Eis que de repente, quando encontravam-se totalmente sem assunto na mesa de um botequim, a mesma idéia surgiu ao mesmo tempo na cabeça dos dois:

- Uma viagem!

- Uma viagem!

Uma viagem! Oras, essa seria a solução perfeita para reaproximá-los. Como não pensaram nisso antes? Agora certamente teriam novamente a chance de reascender nos seus corações a chama da paixão de outrora. Decidiram então partir no primeiro feriado que aparecesse. E seria no sete de setembro.

Desse dia em diante as semanas duraram meses. O tempo passava devagar, como se estivesse provocando o casal.

Isso deveria ter sido ruim, angustiante, no entanto acabou sendo bom, porque eles esperaram todos os dias juntos. Enquanto o feriado não chegava, aproveitaram para reviver os primeiros dias de seu amor adolescente. Foram ao parque, comeram algodão doce, andaram na roda gigante... Às vezes até parecia que haviam esquecido da planejada viajem.

Mas não, não havia esquecido. A verdade é que estavam cada dia mais ansiosos. Eles não tinham tirado completamente da cabeça que era preciso uma reconciliação.

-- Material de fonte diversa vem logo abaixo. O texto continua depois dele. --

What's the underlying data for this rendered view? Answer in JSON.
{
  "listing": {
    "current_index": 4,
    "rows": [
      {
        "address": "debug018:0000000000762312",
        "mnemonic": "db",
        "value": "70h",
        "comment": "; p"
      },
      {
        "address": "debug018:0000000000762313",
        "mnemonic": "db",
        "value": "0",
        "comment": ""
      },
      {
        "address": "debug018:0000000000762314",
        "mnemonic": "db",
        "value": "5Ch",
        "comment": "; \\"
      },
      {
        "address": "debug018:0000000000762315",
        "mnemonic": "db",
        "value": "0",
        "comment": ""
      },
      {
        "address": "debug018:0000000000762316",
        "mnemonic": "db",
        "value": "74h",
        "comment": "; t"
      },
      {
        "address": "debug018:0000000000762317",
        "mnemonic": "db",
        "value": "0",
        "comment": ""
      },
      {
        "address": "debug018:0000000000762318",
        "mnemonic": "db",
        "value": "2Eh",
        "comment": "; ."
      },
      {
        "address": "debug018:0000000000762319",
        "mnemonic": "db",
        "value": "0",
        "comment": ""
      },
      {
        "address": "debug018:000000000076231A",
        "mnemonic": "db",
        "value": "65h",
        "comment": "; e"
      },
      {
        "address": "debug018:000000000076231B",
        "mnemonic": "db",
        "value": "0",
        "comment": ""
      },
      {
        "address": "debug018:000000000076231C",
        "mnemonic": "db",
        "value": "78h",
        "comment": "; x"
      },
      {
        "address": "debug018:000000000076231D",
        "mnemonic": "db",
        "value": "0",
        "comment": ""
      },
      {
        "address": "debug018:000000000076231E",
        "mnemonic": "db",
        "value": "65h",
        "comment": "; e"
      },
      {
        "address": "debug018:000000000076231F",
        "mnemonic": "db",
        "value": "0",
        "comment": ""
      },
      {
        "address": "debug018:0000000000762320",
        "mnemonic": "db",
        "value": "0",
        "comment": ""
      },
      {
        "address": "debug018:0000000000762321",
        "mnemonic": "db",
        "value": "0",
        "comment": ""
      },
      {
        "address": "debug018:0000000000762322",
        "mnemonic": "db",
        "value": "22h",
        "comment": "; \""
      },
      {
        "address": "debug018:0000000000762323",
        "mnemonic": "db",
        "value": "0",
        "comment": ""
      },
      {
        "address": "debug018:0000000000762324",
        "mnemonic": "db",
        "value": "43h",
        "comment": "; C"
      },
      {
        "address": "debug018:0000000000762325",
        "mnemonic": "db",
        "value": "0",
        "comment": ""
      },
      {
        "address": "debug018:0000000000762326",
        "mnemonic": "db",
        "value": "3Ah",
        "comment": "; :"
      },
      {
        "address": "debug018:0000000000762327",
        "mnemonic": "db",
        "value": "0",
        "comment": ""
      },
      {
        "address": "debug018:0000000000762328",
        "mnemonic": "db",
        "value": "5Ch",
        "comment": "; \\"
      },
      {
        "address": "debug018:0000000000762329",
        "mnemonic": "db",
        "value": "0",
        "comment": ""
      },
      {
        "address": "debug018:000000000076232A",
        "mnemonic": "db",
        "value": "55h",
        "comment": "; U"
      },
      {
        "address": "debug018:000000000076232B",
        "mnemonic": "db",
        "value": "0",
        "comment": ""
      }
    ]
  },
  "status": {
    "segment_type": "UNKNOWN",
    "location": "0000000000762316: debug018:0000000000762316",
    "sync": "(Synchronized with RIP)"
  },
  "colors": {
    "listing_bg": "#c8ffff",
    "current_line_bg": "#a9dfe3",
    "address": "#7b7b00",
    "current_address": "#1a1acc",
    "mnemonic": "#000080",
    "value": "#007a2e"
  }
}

Talvez por isso, esse tenha sido o setembro mais almejado de suas vidas. Questionavam-se interiormente se aquele momento de felicidade era real mesmo e se iria durar. Afinal, como todo adulto rabugento que se preze, achavam que necessitavam de uma prova mais concreta. Mas como não dava para apressar o tempo, eles gastavam suas horas fazendo preparativos.

Ele comprou perfumes novos e aprendeu a tocar Legião Urbana; Ela encheu o carrinho do supermercado de chocolates, cd’s e preservativos e aprendeu a cantar Marisa Monte. Estavam o tempo inteiro loucos para surpreender um ao outro.

***

O dia enfim chegou. Quando ela passou na casa dele, às 5:00 da manhã, ele já estava pronto a duas horas, mas disse que tinha acabado de acordar. E assim eles partiram, de supetão, sem avisar a ninguém, em direção a algum lugar, que até eles esqueceram de combinar qual seria.

Ela dirigia de óculos cor-de-rosa, porque dizia que o mundo ficava mais engraçado. Ele lia um livro de piadas em braile, morria de rir, e logo depois as traduzia verbalmente sem a menor graça. O tanque cheio, o porta-malas lotado de bugigangas inúteis e os corações leves como uma pluma era tudo o que eles carregavam.

II

Os quilômetros passavam depressa e às centenas sob as rodas desgastadas do Mustang 69. De cada lugar que partiam, deixavam um pouco de si e levavam muitas lembranças dos povos pacatos e sorridentes que encontravam pelo caminho. Estavam felizes. Todo o plano parecia ter surtido efeito, pois quando se viam juntos dentro de uma barraca mal armada, com apenas o céu por testemunha, coisas mágicas aconteciam.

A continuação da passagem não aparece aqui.